Nel recital sono state così ripercorse le storie di alcuni pazienti, che il pubblico ha “conosciuto” grazie al talento di Emanuele Santoro, capace di restituircele in tutte le loro sfaccettature, nelle loro debolezze e curiose stravaganze, e tramite un racconto che coniuga la drammaticità di queste storie agli aspetti più divertenti. Ecco allora “apparire” Marino, l’ex meccanico che chiede a quello che lui sostiene chiamarsi Danilo, e in realtà è Giovanni Casula, se può comprargli dei vestiti, di modo che possa lavarsi e cambiarsi. Accettato l’accordo, il paziente tende quindi una banconota da 100 € all’educatore, ma senza dimenticarsi di dividerla in due: 50 € sarebbero stati sufficienti! «Io ero Danilo e avevo in mano cinquanta euro», commenta ironicamente Santoro impersonando Casula. Un incontro meno ilare è stato quello con Simone, ammanettato per giorni perché considerato pericoloso, e costretto a urinarsi addosso per tutto il tempo di contenzione. Si è ritornati a sorridere con Anna, la ragazza che accusa l’educatore di sembrarle un prete, alla quale lui prontamente risponde che ne ha guadagnato in reputazione, essendo stato accusato, qualche giorno prima, di aver qualcosa da farsi perdonare, data l’attenzione e cordialità che riserva a tutti i pazienti. La ragazza, affetta da depressione, lascerà il reparto psichiatrico, ma non prima di aver cantato a tutti i pazienti Eppure sentire (un senso di te) di Elisa, con Casula alla chitarra – unico episodio legato all’esperienza psichiatrica che ricorderà quando rincontrerà l’educatore per caso, in un ristorante. Anna è guarita, non grazie alla medicina o alla psichiatria, ma alla sorellina più piccola, che l’ha invitata a seguire il suo sogno, quello di andare in Africa come volontaria. E ancora, il pubblico ha conosciuto Francesco, il colto Professore, affetto da bipolarismo, che ottenuto un permesso di pochi minuti per uscire dalla struttura intraprenderà, ai “danni” di Casula, una tragicomica fuga: ‘comica’, perché l’affannato educatore cercherà ogni espediente per porre fine all’inaspettato inseguimento, ‘tragica’, perché quella era una corsa verso l’agognata libertà.

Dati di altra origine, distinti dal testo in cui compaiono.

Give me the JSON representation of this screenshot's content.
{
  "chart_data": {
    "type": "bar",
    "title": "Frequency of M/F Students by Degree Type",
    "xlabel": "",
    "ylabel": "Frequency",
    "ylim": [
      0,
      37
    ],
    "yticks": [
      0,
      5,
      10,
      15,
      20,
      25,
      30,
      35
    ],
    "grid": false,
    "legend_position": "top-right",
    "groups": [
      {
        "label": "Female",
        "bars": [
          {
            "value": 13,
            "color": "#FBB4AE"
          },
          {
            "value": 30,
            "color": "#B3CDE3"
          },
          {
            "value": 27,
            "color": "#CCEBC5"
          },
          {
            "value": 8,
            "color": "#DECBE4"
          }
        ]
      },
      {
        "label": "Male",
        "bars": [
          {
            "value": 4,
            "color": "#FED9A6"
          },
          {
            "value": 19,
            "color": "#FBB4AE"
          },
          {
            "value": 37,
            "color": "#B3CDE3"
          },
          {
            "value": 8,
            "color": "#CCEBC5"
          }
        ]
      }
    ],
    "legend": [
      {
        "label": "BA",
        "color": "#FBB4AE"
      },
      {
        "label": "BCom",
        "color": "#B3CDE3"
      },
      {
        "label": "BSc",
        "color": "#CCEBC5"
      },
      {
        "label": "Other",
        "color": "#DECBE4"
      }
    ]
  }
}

Il recital, seguito da un affollatissimo pubblico, tale da riempire interamente ilCortile di Viganello, si è concluso con un lungo e convinto applauso. Presente anche Giovanni Casula, il quale ha sottolineato che Emanuele Santoro e Roberto Albin sono riusciti efficacemente a cogliere l’essenza delle vicende che ha raccontato, e che risalgono ad una decina di anni fa. Alcune delle storie hanno avuto esiti positivi, ha commentato, altre no, come quella del Professore, «che ha cercato una diversa libertà» – particolare su cui Casula si è commosso, e che rivela la sua rara umanità.

La serata si è conclusa con una nota amara: Emanuele Santoro ha infatti comunicato al gremito pubblico che l’attività futura dello spazio artistico indipendente ilCortile è a rischio: sullo stabile in via Boscioro, dove è ubicato, sorgerà il nuovo campus universitario USI-SUPSI. L’attore e regista attivo nella scena teatrale della Svizzera italiana ormai da decenni non ha lasciato grandi speranze: dopo aver ristrutturato personalmente ilCortile, ha commentato, non può assicurare di avere le energie per ricominciare tutto di nuovo. In tal caso, la scena teatrale ticinese perderebbe uno spazio ormai storico, un teatro piccolo ma funzionale che propone spettacoli originali nella loro aderenza ai classici, senza “effetti speciali” e spettacolari scenografie, ma dove la forza dei testi e dei grandi del passato aveva trovato fissa dimora. E dove pure potevano essere ospitati spettacoli rivolti a un pubblico di “nicchia”, e che tuttavia affrontano importanti e profonde tematiche, proprio come avvenuto con il recital Benvenuto in psichiatria.